Tous en blanc uniforme, les cinq musiciens démarrent pied au plancher par du rock très technoïde, drivé par Salters au centre, maître de cérémonie encravaté bastonnant son clavier face au public, appuyé par une batterie et des percussions fracassantes à l’arrière, quand son compère allumé Jessie Chaton danse déjà avec sa basse flying V transparente. Avec son look english school, sa coupe et ses pattes, Salters -qui ressemble là beaucoup à Kent- a tout du lutin punk, jouant encore sur le titre qui suit au bad boy d’Outre-Manche tant par la voix que par son jeu de scène bondissant. Toujours très poussif, un troisième morceau hybride la pop anglo-saxonne au hard-funk américain des seventies avec un Clavinet bien malmené. Vient Central Parks extrait du tout premier album, sous un éclairage bleuté qui a soudainement la froideur d’une ambiance new-wave-cold wave qui tranche avec les feux de l’enfer qui ont précédé. Mais avec la double batterie et les riffs acérés de guitare, le son s’apparente clairement à du hard-rock, le leader n’ayant rien à envier à celui d’AC/DC dans ses sauts de possédé.

Lourau, l’alibi jazz-funk

Il faut attendre le quatrième titre pour que l’invité en guest, le saxophoniste Julien Lourau, se joigne aux électriciens (A ce propos, soulignons une fois encore une absurdité de la part de la production qui n’autorisait les photos que lors des trois premiers titres, sans lui…). Après une intro très synthétique et une ligne de basse qui rappelle beaucoup le Sweet Dreams de Eurythmics, Lourau d’abord noyé dans la grosse masse sonore générale émerge le temps d’un chorus jazz-funk enfin audible. Seul passage jusqu’ici où l’on entend du jazz et du funk, dans ce titre robotique comme l’est le déhanché mécanique de Chaton devant son clavier basse.
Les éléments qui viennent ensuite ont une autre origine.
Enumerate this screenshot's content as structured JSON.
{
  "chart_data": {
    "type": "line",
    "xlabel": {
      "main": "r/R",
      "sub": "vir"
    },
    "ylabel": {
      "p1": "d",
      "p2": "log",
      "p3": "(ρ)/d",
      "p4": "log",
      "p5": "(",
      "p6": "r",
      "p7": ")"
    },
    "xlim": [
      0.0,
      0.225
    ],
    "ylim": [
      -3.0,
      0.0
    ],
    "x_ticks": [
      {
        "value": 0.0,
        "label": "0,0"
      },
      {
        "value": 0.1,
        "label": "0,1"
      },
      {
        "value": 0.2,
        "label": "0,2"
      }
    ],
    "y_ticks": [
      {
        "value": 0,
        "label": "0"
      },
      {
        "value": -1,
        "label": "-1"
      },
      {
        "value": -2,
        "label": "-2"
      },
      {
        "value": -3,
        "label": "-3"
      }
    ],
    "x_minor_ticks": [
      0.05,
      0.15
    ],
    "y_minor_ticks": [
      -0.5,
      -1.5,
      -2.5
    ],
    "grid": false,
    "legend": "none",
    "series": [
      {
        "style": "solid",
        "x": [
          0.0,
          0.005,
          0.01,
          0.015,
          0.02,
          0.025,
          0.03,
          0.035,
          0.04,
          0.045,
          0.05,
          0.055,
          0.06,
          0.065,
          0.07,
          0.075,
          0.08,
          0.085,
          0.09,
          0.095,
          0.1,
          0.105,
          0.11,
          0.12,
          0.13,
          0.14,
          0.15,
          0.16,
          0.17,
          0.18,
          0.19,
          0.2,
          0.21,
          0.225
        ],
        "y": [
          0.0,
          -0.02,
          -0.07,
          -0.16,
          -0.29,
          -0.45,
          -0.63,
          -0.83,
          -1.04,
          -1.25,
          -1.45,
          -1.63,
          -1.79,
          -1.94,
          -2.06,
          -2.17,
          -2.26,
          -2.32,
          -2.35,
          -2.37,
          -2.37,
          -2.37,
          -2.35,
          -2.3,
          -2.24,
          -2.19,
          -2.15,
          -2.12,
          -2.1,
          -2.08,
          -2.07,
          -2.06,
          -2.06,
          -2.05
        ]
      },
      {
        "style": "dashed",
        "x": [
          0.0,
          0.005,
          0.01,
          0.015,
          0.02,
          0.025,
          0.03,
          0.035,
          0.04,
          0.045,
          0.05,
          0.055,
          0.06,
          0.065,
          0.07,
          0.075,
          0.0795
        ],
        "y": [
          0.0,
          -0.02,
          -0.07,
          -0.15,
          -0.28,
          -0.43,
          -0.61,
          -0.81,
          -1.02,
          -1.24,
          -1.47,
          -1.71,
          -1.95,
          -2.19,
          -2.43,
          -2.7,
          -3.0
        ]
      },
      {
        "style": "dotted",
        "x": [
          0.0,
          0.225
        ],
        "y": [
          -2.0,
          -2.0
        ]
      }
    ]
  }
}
Il faut attendre la mi-parcours pour que la voix de grand ado démoniaque de Salters se fasse plus sensuelle, portée par le groove du Fender Rhodes. Une ballade funky au refrain plus mélodique, avec un beau chorus de guitare pop-rock et rythmé par le toujours robotique et impassible bassiste à la crinière afro. Pourtant là encore, tel un pantin dégingandé, le chanteur multipliera les jeux de jambes incessants pour vite revenir à une musique hardcore et technoïde particulièrement agressive qui aurait sans doute mieux sa place au Hellsfest qu’à Jazz à Vienne…

Sonné par ce titre où l’on retiendra tout de même l’incroyable énergie générale et notamment la puissante de frappe du gros îlot percussif à l’arrière où les deux batteurs sont sans cesse interchangeables, on apprécie d’autant plus le calme de La chambre magique, titre issu du nouvel album et posé comme une berceuse par le vibraphone. Une histoire contée en français cette fois, dans une ambiance très space de slow surréaliste collant bien au look du groupe avec ses volutes psychés purement seventies. A bientôt 2h du mat’, ça reposerait un peu les oreilles si la frénésie sonore ne revenait aussi sec par une voix de punk boy et deux titres martiaux de hard techno. Avec son style inénarrable, comme si Freddy Mercury se prenait pour Bootsie Colins, le Chaton imperturbable semble faire sa séance d’aérobic et donne une bouffée d’humour dans ce violent pétage de plombs généralisé.

Avec le retour sur scène de Lourau pour les deux titres suivants, et avec son air de ne pas y toucher malgré son souffle impressionnant, le répertoire ré-offrira quelques embardées plus funk, mais toujours par son versant hard avec un beat très lourd et une rythmique de dingue. Comme pour nous achever, General Elektriks enchaînera encore deux titres techno bien gavants, l’un aux relents eighties époque Gary Numan, l’autre franchement imbuvable digne d’une boîte de l’underground berlinois des années 90 sous ecstasy. Après un ultime morceau, un talk-over en français sur de la techno-funk plus psyché, et concluant ce set de soixante quinze minutes hallucinées, on avait qu’un seul mot à la bouche : OUF!